PRESQUE ISLE, Maine — Recently, Edwin Parkhurst’s (1893-1963) large wooden chest measuring 32” deep x 54” wide x 26” high, which served essentially as his “mobile office” in a corner of his potato house, was donated to Presque Isle Historical Society, and is part of a Portland exhibit on food.  

According to Katie Clark, communications manager for Maine Historical Society, “Food is the universal building block of life.  The food we eat shapes our lives, our memories, and our identities.  This new exhibition opens during Portland’s Restaurant Week and explores Maine’s unique relationship with food.  Using historical and contemporary stories of individual people and communities Maine Eats tells the Maine food story.”  
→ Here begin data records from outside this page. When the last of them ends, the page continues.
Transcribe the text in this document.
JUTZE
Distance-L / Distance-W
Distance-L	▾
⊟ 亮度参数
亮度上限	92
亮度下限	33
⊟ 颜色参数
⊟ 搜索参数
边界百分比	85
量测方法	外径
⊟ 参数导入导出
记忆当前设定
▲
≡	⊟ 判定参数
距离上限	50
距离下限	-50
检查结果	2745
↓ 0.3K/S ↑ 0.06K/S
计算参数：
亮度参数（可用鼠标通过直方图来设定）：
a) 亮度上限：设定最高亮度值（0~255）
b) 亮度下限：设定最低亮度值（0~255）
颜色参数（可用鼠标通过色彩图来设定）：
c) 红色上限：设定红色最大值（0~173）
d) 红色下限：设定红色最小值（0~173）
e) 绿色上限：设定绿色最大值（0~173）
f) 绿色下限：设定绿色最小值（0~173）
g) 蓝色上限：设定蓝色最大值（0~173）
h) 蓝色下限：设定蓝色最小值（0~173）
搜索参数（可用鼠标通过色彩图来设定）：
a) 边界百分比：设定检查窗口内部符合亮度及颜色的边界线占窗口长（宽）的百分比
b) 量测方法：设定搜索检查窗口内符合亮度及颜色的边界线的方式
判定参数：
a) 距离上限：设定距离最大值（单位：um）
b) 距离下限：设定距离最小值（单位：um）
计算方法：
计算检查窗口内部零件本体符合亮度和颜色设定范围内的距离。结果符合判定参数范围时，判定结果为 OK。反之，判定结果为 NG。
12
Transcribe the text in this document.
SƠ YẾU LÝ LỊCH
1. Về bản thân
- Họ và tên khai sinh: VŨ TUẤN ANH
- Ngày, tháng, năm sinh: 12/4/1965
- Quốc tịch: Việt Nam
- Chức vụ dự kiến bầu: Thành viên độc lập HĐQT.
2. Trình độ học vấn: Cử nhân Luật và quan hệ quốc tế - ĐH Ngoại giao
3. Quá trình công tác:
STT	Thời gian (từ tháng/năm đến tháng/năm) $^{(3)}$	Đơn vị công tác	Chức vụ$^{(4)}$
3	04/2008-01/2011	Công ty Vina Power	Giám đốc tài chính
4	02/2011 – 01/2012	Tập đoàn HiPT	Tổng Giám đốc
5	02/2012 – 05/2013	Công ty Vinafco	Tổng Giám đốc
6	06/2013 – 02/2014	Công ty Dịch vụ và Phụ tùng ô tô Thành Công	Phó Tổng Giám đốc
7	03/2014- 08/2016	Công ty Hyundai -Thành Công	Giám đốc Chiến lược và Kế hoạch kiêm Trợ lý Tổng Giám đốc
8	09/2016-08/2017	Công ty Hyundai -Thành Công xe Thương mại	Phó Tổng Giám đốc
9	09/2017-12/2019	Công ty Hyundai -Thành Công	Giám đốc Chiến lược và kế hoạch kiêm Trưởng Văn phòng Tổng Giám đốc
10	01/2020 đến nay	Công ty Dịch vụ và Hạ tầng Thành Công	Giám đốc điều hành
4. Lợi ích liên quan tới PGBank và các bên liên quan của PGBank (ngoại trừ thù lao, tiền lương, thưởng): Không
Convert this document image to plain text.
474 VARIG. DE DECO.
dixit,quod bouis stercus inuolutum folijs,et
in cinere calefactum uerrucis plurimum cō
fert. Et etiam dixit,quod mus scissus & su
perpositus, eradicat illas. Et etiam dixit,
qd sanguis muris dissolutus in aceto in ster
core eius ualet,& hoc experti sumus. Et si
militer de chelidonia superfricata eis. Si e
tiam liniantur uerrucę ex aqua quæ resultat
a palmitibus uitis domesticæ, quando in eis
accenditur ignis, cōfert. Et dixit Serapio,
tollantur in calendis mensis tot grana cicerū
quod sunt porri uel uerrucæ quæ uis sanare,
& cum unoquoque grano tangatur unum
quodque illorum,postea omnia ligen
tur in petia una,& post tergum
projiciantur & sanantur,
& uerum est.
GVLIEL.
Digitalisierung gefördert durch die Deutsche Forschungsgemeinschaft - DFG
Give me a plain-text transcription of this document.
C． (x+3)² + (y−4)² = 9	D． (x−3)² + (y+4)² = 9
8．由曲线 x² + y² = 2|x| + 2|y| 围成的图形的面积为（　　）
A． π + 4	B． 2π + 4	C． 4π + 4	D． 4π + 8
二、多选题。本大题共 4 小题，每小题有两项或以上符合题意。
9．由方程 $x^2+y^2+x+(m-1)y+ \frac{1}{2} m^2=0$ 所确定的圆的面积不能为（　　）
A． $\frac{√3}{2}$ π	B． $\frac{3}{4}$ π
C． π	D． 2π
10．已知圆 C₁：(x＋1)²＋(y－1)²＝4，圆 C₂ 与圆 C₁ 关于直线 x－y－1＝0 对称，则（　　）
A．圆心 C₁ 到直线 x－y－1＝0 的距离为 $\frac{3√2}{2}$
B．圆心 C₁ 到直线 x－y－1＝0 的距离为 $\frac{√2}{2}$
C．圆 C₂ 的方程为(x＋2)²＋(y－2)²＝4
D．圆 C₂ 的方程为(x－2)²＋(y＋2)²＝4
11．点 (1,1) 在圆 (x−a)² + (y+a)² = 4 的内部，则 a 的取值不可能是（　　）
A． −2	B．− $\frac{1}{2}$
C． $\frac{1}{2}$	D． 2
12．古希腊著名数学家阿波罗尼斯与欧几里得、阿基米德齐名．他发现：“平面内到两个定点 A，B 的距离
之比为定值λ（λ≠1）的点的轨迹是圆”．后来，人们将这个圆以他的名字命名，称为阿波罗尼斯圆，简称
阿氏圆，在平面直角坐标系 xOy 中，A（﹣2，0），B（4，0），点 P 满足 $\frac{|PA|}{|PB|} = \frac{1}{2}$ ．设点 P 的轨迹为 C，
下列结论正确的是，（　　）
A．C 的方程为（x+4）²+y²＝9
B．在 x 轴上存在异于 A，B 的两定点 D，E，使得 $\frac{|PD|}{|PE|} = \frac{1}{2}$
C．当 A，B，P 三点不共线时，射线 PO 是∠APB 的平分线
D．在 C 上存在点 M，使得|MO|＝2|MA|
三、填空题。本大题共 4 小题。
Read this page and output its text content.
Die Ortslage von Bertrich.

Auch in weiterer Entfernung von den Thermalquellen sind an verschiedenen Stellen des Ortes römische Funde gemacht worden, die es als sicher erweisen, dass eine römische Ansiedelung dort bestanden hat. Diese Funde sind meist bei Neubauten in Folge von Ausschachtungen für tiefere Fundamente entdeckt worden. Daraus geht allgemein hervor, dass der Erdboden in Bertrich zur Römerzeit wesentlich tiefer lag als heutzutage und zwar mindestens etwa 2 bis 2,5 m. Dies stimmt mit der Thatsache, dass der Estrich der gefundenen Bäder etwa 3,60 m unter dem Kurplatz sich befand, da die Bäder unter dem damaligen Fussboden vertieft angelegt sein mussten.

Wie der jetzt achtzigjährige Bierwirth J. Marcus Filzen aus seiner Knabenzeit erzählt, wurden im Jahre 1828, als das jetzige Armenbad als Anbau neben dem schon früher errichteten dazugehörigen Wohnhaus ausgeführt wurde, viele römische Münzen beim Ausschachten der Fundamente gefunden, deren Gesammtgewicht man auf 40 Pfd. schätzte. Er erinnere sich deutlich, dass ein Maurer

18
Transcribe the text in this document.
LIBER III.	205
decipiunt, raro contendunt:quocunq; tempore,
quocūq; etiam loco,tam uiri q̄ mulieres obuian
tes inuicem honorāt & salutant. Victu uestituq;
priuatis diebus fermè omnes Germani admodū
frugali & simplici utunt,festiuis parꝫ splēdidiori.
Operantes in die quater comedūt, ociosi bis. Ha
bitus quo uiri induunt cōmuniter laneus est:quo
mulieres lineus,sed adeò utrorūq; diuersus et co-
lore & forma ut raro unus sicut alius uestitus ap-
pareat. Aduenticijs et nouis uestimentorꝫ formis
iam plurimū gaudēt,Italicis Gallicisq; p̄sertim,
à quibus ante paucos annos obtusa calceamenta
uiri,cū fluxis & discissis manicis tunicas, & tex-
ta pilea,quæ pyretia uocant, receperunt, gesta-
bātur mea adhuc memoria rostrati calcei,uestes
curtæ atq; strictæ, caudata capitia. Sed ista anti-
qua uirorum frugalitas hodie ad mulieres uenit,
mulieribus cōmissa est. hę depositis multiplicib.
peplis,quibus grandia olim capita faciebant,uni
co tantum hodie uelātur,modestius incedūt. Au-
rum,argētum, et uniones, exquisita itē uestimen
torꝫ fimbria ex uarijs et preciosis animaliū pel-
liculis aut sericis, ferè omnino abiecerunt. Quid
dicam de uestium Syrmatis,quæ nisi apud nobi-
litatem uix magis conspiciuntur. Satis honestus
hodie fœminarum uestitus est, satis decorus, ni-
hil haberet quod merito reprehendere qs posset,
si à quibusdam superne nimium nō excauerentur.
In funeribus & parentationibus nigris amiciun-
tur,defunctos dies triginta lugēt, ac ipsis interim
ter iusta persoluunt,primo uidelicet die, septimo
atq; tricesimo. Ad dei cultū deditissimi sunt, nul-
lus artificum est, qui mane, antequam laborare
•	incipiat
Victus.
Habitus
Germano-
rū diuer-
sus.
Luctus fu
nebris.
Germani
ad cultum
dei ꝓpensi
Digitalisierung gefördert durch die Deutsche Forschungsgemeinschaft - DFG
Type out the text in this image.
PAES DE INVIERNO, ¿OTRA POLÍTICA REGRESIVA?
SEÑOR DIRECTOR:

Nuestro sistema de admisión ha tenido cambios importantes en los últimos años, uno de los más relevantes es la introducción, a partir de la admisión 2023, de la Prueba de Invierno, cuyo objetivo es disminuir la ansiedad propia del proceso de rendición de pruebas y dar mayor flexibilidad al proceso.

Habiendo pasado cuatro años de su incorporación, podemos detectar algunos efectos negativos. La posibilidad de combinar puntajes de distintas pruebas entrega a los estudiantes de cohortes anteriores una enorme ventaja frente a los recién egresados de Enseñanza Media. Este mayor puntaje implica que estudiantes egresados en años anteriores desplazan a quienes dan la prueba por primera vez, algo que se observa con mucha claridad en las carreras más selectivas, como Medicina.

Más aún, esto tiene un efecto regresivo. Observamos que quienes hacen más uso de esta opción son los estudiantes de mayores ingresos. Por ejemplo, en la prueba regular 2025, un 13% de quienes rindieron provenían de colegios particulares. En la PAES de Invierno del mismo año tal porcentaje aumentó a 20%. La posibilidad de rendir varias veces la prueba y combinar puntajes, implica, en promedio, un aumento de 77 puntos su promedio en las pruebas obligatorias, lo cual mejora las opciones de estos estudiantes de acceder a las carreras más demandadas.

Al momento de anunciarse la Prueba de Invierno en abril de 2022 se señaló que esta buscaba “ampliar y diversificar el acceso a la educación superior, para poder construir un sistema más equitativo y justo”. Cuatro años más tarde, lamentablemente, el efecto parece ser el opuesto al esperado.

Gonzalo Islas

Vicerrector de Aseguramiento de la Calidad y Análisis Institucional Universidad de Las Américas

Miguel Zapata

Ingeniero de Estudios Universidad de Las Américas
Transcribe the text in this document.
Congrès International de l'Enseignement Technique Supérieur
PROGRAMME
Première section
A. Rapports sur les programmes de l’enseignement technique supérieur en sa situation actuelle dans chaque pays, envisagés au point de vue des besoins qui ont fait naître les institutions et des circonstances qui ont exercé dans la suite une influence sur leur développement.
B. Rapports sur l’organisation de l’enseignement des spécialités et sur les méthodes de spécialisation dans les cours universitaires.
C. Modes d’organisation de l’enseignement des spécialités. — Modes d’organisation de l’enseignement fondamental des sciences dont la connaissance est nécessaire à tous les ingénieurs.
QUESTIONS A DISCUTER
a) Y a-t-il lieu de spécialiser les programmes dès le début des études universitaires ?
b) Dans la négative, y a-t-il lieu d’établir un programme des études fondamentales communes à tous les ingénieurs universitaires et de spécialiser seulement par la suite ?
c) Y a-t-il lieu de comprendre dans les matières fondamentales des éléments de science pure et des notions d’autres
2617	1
On March 2, Maine Historical Society in Portland unveiled a new exhibition entitled Maine Eats:  The Food Revolution Starts Here.”  The exhibition will show Maine’s history of food and Mainers love for it from lobsters to whoopee pies and everything in between.  Visitors will learn things such as how Amato’s was started to how the red snapper hot dog came to be.  

The discussion on what Maine eats wouldn’t be complete without the Aroostook County staple of potatoes.  Included in this exhibit are some of the artifacts contained in Edwin Parkhurst’s wooden chest, as well as a photo of the chest (the actual chest was deemed too large and too heavy to exhibit).  In addition, Presque Isle Historical Society member Kim Smith was quoted on her childhood memories of hot potato donuts and is pictured as she recently made a batch to enjoy for breakfast.  

Items in the chest varied from a check imprinter and tags imprinted with the name Elisha Parkhurst and the type of potato to metal shears, wooden pulleys, and wrenches.  

Elisha Parkhurst was born in Dresden, Maine and came to this area as an itinerant merchant.  In 1858, he bought a 320 acre farm in Maysville (which was annexed by Presque Isle in 1883).  In addition to farming, he sold farm machinery and operated a starch factory along the Canadian & Pacific Railroad line on what is now known as Parkhurst Siding Road.  His farm was situated on a road originally known as Parkhurst Road and now called the Brewer Road.  

The US Department of Agriculture credits Parkhurst with having invented an important piece of equipment — the potato sprayer.  He served on the Board of Agriculture and the local and state Grange, was a Maine legislator, a Mason, and an organizer and deacon of the Presque Isle Congregational Church.